A new study finds that most men remain consistently happy — or unhappy — throughout their lives with some changes in perception occurring by one’s mid- to late-60s.

Investigators at Boston University and Oregon State University sought to learn more about how emotions change in men as they grow older, studying more than 1,300 men ages 53-85. Carolyn Aldwin, a gerontology professor at Oregon State, says 80 percent of the men reported consistent emotional states throughout life but acknowledged a lowered resilience in response to life’s new problems, including cognitive and physical decline, as well as the loss of spouses and friends.

"In general, life gets better as you age in the sense that older adults on average have fewer hassles — and respond to them better — than younger adults," Aldwin said in a statement. "And they also experienced more uplifts — at least, until their mid-70s."

Yet, the relatively carefree ride lasts only so long, as new “hassles” appear in this next phase of life as men experience cognitive and physical decline, losing spouses and friends too. "[O]nce you turn 70, how you react to these hassles changes and may be dependent on your resources or your situation in life," Aldwin said.

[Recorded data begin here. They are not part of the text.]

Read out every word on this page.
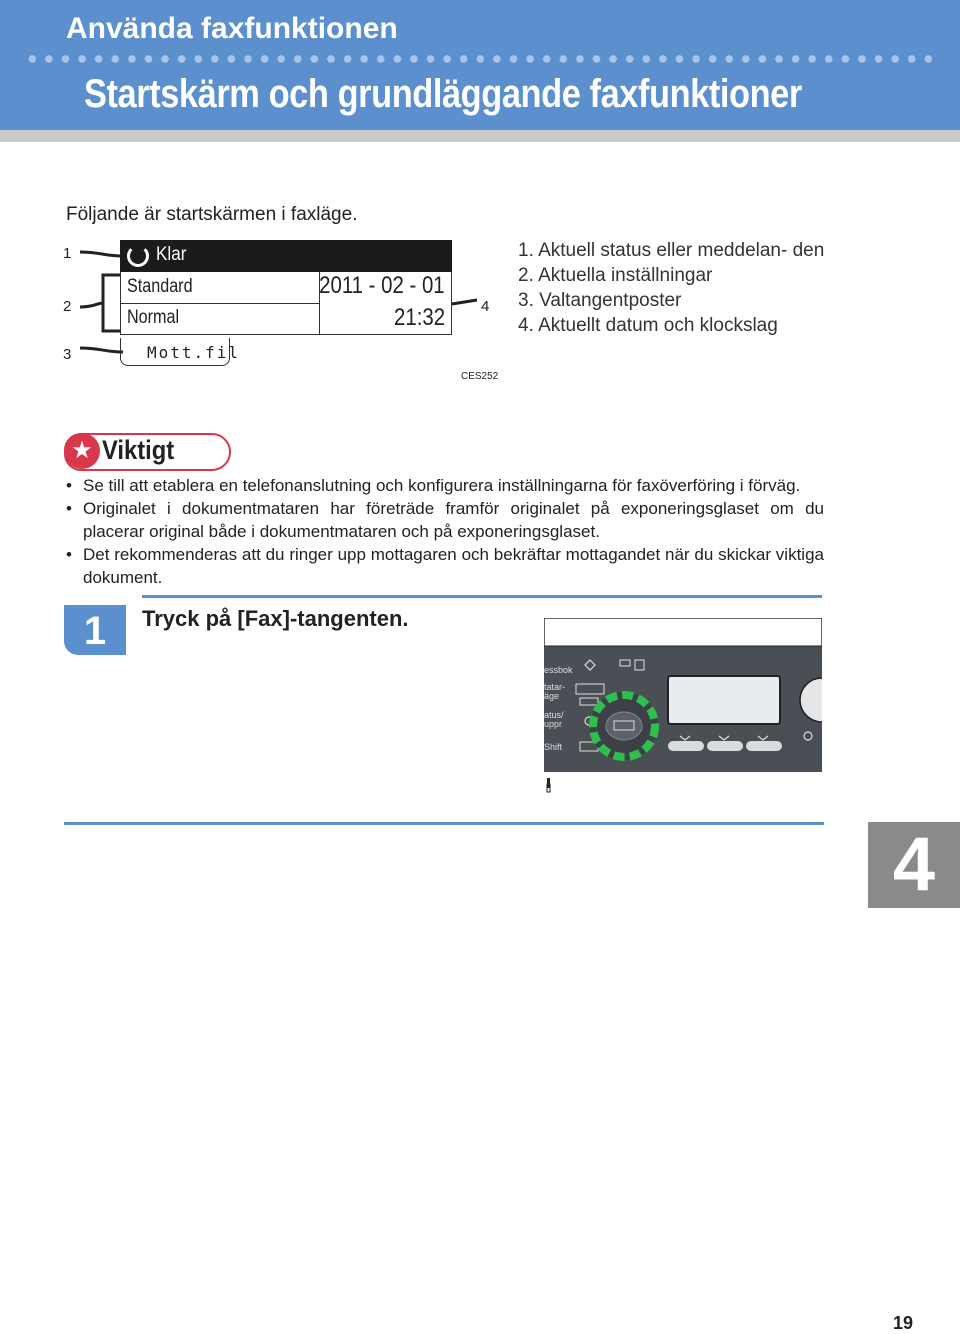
Använda faxfunktionen
Startskärm och grundläggande faxfunktioner
Följande är startskärmen i faxläge.
1
2
3
4
Klar
Standard
Normal
2011 - 02 - 01
21:32
Mott.fil
CES252
1. Aktuell status eller meddelan- den
2. Aktuella inställningar
3. Valtangentposter
4. Aktuellt datum och klockslag
★ Viktigt
• Se till att etablera en telefonanslutning och konfigurera inställningarna för faxöverföring i förväg.
• Originalet i dokumentmataren har företräde framför originalet på exponeringsglaset om du placerar original både i dokumentmataren och på exponeringsglaset.
• Det rekommenderas att du ringer upp mottagaren och bekräftar mottagandet när du skickar viktiga dokument.
1	Tryck på [Fax]-tangenten.
essbok
tatar-
äge
atus/
uppr
Shift
4
19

Using data from the Department of Veterans Affairs, the investigators sought to test three contradictory psychological models of aging, including the “hedonic treadmill,” whose premise holds we are all consistently happy or unhappy throughout life, with some volatility from time to time. Other theories hold that emotional health improves steadily throughout life, or plummets drastically by age 80, when all is bleak.

Interestingly, Aldwin and her colleagues found a bit of truth in both ideas — consistent emotional states versus aging-related declines. Men aging from middle-age to old age generally remained consistent in reporting emotionally positive “uplifts,” but turned much darker when thinking of the negatives, or “hassles.”

Still, Aldwin acknowledged a great deal of variance among men in not only the intensity of their experience but the perception with which they viewed life’s challenges. "What we found was that among 80 percent of the men in the study, the hassles they encounter from their early 50s on tended to decline until they reached about 65 to 70 years of age, and then they rose," Aldwin said. "Conversely, about 20 percent of the men perceived experiencing more uplifting events until they turned 65 to 70, and they begin to decline."

Naturally, emotional resilience varies greatly from man to man, with some perception depending upon the individual. "Some older people continue to find sources of happiness late in life despite dealing with family losses, declining health, or a lack of resources," Aldwin said. "You may lose a parent, but gain a grandchild. The kids may leave the house, but you bask in their accomplishments as adults. You find value in gardening, volunteering, caregiving, or civic involvement."

The investigators say better predictive abilities may lead to improved psychological interventions for men, guaranteeing at least the pursuit of happiness.